Reflections on William Kentridge

 

 

Another noted artist that I only discovered in the last few years, but whose art and ideas have greatly influenced me, is the South African artist William Kentridge.

Renowned for his animated expressionist drawings and films exploring time, the history of colonialism and the aspirations and failures of revolutionary politics, South African artist William Kentridge (b.1955, Johannesburg) featured in two major London exhibitions in the last two years that I was fortunate enough to see in the last couple of years.

The Whitechapel Gallery exhibition showcased six large-scale installations by the artist, where music and drama are ruptured by revolution, exile and scientific advancement.

 

Highlights included the film work Second-hand Reading (2013), installation O Sentimental Machine (2015) and The Refusal of Time (2012), an immersive work created with composer Philip Miller, projection designer Catherine Meyburgh, choreographer Dada Masilo, scientist Peter Galison and collaborators from around the world.
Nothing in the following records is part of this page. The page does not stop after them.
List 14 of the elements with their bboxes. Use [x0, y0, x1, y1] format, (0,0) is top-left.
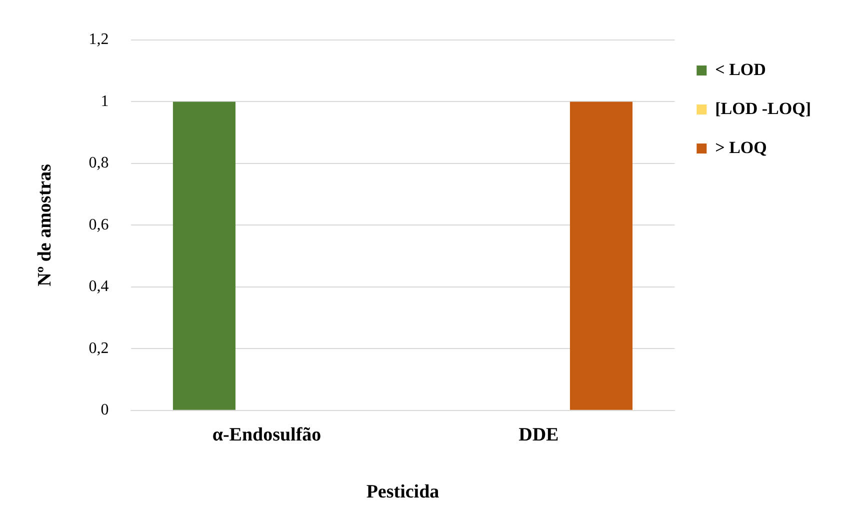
legend-label: < LOD [715, 60, 766, 79]
x-tick-label: α-Endosulfão [212, 424, 322, 446]
y-tick-label: 1,2 [88, 31, 109, 48]
x-tick-label: DDE [518, 424, 559, 446]
y-tick-label: 0,4 [88, 278, 109, 296]
y-tick-label: 0 [100, 402, 109, 419]
y-tick-label: 0,6 [88, 216, 109, 234]
y-tick-label: 0,2 [88, 340, 109, 357]
y-tick-label: 1 [100, 92, 109, 110]
legend-label: > LOQ [715, 138, 767, 157]
y-axis-title: Nº de amostras [34, 164, 56, 286]
y-tick-label: 0,8 [88, 154, 109, 172]
legend-label: [LOD -LOQ] [715, 98, 811, 118]
x-axis-title: Pesticida [366, 482, 440, 503]
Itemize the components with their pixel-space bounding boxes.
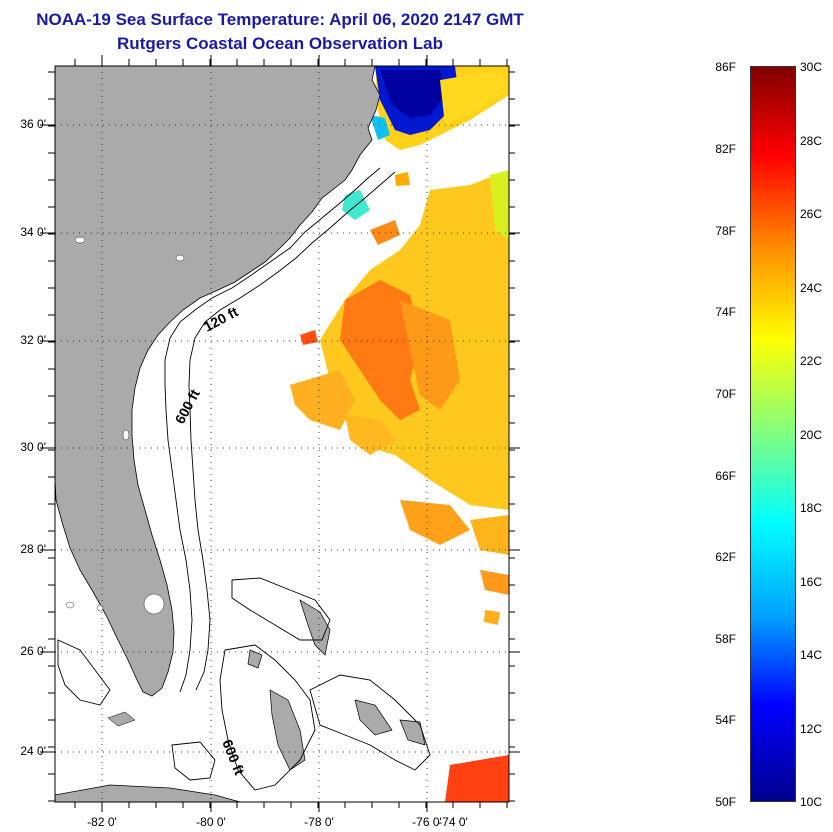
colorbar-c-label: 10C xyxy=(800,795,823,809)
colorbar-f-label: 70F xyxy=(715,387,736,401)
colorbar-f-label: 62F xyxy=(715,550,736,564)
colorbar-f-label: 78F xyxy=(715,224,736,238)
colorbar-c-label: 16C xyxy=(800,575,823,589)
graticule xyxy=(55,66,509,802)
colorbar-f-label: 66F xyxy=(715,469,736,483)
chart-title: NOAA-19 Sea Surface Temperature: April 0… xyxy=(36,10,524,29)
inland-water xyxy=(65,236,185,615)
lat-label: 30 0' xyxy=(20,440,46,454)
lon-label: -80 0' xyxy=(196,815,226,829)
colorbar-f-label: 54F xyxy=(715,713,736,727)
chart-subtitle: Rutgers Coastal Ocean Observation Lab xyxy=(117,34,443,53)
lon-label: -78 0' xyxy=(304,815,334,829)
land-cuba xyxy=(55,784,241,802)
colorbar-c-label: 20C xyxy=(800,428,823,442)
colorbar xyxy=(750,66,796,802)
colorbar-f-label: 74F xyxy=(715,305,736,319)
lat-label: 32 0' xyxy=(20,333,46,347)
colorbar-f-label: 50F xyxy=(715,795,736,809)
colorbar-c-label: 24C xyxy=(800,281,823,295)
lat-label: 26 0' xyxy=(20,644,46,658)
lat-label: 28 0' xyxy=(20,542,46,556)
colorbar-c-label: 18C xyxy=(800,501,823,515)
colorbar-c-label: 12C xyxy=(800,722,823,736)
minor-ticks xyxy=(48,59,515,808)
colorbar-f-label: 82F xyxy=(715,142,736,156)
colorbar-f-label: 86F xyxy=(715,60,736,74)
colorbar-f-label: 58F xyxy=(715,632,736,646)
colorbar-c-label: 28C xyxy=(800,134,823,148)
colorbar-c-label: 22C xyxy=(800,354,823,368)
land-bahamas xyxy=(247,599,426,771)
lat-label: 24 0' xyxy=(20,744,46,758)
colorbar-c-label: 14C xyxy=(800,648,823,662)
lon-label: -74 0' xyxy=(438,815,468,829)
colorbar-c-label: 26C xyxy=(800,207,823,221)
land-mainland xyxy=(55,66,381,697)
lat-label: 36 0' xyxy=(20,117,46,131)
land-keys xyxy=(107,711,136,727)
colorbar-c-label: 30C xyxy=(800,60,823,74)
map-frame xyxy=(54,65,510,803)
lon-label: -82 0' xyxy=(87,815,117,829)
lon-label: -76 0' xyxy=(412,815,442,829)
lat-label: 34 0' xyxy=(20,225,46,239)
sst-patches xyxy=(262,66,509,802)
depth-contours xyxy=(57,167,431,791)
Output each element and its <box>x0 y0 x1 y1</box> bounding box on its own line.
Marian Goodman presented two multiscreen film installations: More Sweetly Play the Dance, and Notes Toward a Model Opera.

 

 

More Sweetly Play the Dance is an eight-screen danse macabre, reminding one of the medieval tradition which summons diverse vestiges of humanity in a paradox of revelry and mourning. Kentridge presents us with part carnival, protest, and exodus: a 45 metre caravan traversing in a sphere around us with figures in procession, a form the artist invoked in his 1999 Shadow Procession.

 

About the processional form, Kentridge says:

“In some ways we first come across it in Plato’s Allegory of the Cave. In a prelude to talking about the responsibility of the philosopher king, he describes people walking behind a screen carrying wooden and stone objects in their hands, their shadows thrown onto the wall opposite the prisoners shackled in the cave watching the shadows.”

Kentridge manages to combine traditional media with new media in work that references much of the culture and history of humankind’s interactions with each other – my work does not of course encompass such a vast range of subjects and media, however, I have found him inspiring for what is possible.

As with Mona Hatoum, Do Ho Suh and Tatsuo Miyajima, other artists who have greatly influenced me over these last two years, I dream about the kind of work I might make that goes beyond my previous boundaries of tradition painting and printmaking, of relatively small-scale, framed works, to the ideas of truly multi-media, multi-sensory pieces and installations drawing from a myriad of sources, cultures, languages and peoples.